Lab 7 Objectives:

Analysis of Variance is a way to test whether the means of two or more populations are equal. In the case of two populations, the procedure results in the same conclusion as the (two-sided) two-sample t-test, even though the test-statistics used are different (an F instead of a t). We've just begun to cover the F-test in lecture and will cover more details. Also, we will cover the 2 sample t-test soon. Below, take a note of the p-values that you get from the outputs of the F-test and the t-test; they should be identical, and if you square your t-statistic you should get the same value as the F-statistic. For more than two groups, the results from an F-test in the ANOVA are not the same as doing several two-sample t-tests. Because the chances of a type I error increase if we do lots of two-way comparisions, the F-test is a better approach for controlling the Type I error rate to test if the groups all have the same mean.
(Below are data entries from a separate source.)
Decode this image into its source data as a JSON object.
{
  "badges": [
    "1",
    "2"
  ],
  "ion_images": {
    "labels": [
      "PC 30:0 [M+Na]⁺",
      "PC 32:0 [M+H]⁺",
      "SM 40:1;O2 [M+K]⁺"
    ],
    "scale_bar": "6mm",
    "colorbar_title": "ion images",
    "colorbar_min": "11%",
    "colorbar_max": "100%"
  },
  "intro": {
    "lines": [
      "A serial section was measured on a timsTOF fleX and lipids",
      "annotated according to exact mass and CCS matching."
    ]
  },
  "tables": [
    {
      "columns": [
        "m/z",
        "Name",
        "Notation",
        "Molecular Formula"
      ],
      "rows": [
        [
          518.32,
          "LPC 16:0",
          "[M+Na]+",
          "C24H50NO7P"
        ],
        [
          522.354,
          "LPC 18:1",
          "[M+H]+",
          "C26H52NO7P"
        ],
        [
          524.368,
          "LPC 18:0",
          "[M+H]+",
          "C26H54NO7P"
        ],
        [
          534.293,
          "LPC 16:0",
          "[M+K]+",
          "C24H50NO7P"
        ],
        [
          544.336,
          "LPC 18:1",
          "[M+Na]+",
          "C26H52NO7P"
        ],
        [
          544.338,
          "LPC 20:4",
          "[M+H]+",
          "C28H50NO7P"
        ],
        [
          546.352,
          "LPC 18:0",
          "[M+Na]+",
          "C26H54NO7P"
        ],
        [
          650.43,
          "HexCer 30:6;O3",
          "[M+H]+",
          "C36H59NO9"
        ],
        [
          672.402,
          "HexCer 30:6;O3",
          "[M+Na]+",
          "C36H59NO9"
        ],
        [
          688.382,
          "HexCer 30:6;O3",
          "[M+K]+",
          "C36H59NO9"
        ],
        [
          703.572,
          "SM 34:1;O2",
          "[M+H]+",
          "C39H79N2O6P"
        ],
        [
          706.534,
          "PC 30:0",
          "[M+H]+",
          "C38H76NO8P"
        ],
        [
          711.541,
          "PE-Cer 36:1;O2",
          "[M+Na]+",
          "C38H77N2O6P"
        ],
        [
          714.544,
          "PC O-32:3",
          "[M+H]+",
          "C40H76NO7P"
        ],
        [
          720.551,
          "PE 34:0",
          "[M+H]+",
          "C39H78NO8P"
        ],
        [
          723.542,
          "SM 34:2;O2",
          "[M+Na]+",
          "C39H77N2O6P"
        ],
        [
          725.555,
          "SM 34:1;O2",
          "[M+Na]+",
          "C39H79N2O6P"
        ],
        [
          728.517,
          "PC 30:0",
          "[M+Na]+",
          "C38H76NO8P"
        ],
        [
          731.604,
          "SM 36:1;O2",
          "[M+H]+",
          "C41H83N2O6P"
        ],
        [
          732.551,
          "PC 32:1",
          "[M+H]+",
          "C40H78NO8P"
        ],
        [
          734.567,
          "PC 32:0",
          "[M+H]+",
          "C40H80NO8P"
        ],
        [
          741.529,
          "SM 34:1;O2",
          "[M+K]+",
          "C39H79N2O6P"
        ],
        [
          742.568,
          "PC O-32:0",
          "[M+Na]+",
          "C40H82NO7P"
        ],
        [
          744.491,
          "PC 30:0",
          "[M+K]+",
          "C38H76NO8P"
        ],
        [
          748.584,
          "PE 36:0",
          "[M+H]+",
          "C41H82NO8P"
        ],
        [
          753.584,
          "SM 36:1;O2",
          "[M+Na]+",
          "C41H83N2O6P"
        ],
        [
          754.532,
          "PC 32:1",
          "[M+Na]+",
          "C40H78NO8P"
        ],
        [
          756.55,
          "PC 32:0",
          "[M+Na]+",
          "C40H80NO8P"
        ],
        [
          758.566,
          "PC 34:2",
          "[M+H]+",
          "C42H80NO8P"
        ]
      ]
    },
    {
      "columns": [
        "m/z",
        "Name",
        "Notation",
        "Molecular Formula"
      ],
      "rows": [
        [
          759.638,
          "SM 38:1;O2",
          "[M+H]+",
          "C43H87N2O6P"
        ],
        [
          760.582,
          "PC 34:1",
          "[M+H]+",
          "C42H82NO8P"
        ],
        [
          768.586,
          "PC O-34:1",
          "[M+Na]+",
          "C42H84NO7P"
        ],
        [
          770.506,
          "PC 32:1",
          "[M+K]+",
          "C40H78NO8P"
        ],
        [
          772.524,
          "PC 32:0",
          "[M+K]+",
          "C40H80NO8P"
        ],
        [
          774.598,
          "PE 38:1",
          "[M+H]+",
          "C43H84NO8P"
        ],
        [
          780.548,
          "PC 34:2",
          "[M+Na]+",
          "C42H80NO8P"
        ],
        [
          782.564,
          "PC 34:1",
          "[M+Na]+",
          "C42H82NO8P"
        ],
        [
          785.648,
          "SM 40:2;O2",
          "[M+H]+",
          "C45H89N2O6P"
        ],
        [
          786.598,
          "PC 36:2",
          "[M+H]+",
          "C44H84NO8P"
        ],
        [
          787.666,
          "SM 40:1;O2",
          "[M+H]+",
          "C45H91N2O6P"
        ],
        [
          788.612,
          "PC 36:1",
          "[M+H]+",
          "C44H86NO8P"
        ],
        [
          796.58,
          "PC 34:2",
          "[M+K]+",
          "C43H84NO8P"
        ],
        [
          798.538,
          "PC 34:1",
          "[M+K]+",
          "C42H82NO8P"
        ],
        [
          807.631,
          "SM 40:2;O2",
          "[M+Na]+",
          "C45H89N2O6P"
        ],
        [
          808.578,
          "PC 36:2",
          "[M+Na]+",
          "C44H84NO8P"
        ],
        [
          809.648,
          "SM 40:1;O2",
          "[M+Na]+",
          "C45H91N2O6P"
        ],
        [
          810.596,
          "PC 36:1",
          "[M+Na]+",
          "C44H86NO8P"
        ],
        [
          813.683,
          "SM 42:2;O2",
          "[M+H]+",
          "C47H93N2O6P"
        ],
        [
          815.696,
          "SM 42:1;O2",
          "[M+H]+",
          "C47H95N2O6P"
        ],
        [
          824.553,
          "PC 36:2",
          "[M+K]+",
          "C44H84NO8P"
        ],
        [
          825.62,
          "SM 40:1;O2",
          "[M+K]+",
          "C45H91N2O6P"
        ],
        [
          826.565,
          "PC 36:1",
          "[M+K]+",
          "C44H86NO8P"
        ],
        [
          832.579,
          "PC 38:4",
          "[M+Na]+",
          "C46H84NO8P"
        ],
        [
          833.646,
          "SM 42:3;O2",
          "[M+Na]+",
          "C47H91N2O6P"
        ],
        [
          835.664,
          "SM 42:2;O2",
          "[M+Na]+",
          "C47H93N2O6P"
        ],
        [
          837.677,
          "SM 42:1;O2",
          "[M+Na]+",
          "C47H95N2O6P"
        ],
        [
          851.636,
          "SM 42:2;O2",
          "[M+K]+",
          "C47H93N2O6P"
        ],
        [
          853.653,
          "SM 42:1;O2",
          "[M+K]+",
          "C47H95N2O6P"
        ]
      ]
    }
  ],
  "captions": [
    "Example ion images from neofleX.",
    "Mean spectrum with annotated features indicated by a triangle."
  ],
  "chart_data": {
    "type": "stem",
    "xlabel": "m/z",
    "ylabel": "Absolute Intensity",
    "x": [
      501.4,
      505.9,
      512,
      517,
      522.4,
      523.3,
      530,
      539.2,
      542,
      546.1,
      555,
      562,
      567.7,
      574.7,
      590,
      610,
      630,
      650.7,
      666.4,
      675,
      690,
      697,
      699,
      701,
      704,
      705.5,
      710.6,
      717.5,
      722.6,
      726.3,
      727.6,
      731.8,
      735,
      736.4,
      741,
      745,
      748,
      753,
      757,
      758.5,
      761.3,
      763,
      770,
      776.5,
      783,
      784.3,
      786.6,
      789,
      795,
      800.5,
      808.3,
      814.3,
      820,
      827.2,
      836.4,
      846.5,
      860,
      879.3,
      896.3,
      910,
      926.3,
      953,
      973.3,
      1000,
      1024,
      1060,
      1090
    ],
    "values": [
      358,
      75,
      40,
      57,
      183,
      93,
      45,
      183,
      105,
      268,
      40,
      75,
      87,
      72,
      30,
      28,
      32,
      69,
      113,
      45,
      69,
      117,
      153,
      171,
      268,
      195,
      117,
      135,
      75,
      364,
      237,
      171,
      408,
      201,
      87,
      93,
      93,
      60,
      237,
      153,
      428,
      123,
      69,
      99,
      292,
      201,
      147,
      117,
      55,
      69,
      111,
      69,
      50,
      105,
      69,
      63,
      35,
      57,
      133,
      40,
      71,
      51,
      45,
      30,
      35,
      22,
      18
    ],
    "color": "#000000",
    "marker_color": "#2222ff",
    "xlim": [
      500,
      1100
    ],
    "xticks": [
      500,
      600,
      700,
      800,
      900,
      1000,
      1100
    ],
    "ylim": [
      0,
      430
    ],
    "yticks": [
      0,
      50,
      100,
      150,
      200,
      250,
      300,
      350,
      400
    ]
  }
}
In class, we'll talk about one method for controlling the error rate when performing multiple comparisons among means; it's called the Bonferroni correction for multiple comparisons.

Read in the data lowbwt (you may already have this data.frame in your workspace).

By default, S-plus will read in the data as double precision; in this case we want to treat sex as a factor (categorical grouping variable). Go to the Data menu, and select Change Data Type. Select the column for sex, and then under the New Type field select Factor. Click on OK.

Part (a)

Carry out a two-sample t-test using sex as a grouping variable and sbp as Variable 1. To do this, go to the Statistics menu and select Compare Samples and then choose Two Samples, and then t Test... Select sbp as Variable 1, and sex as Variable 2. Since sex is a factor, it indicates which group the subject is in, and we need to specify it as a grouping variable. Click the box to indicate that Variable 2 is a Grouping Variable. Specify appropriate entries for the null hypothesis and the alternative. Note: with a grouping variable, the first group has the lowest value of the grouping variable (sex=0). Should you use the "Assume Equal Variances" option? Click OK - the results will be in the Report Window.

Part (b)

Go to the Statistics menu and select ANOVA, then Fixed Effects. In the popup dialog, we will need to specify a "formula" for the relationship between the outcome or dependent variable "sbp" and the group variable "sex". Select "sbp" for the Dependent variable in the pull down menu. You should see in the formula window "sbp ~ .". Now we need to specify the variables that effect spb based on our alternative hypothesis. In this problem, only sex is under consideration as leading to possible different means for sbp, so select sex as an independent variable. The formula window should look like

sbp ~ sex

which means that for each level of sex, we will estimate a different mean for sbp. If the variance between the means is large relative to the variance within groups, then we will reject the hypothesis that the means are equal.

While you do not need to do any multiple comparison tests for this problem, many of the popular methods (including pairwise comparison of means using the Bonferroni correction) are available under the Compare tab.

Click on OK. The results will be in the Report Window.

Repeat part (b) for exercise 10 (dataset cad) You may want to print your results to bring to class if you have questions.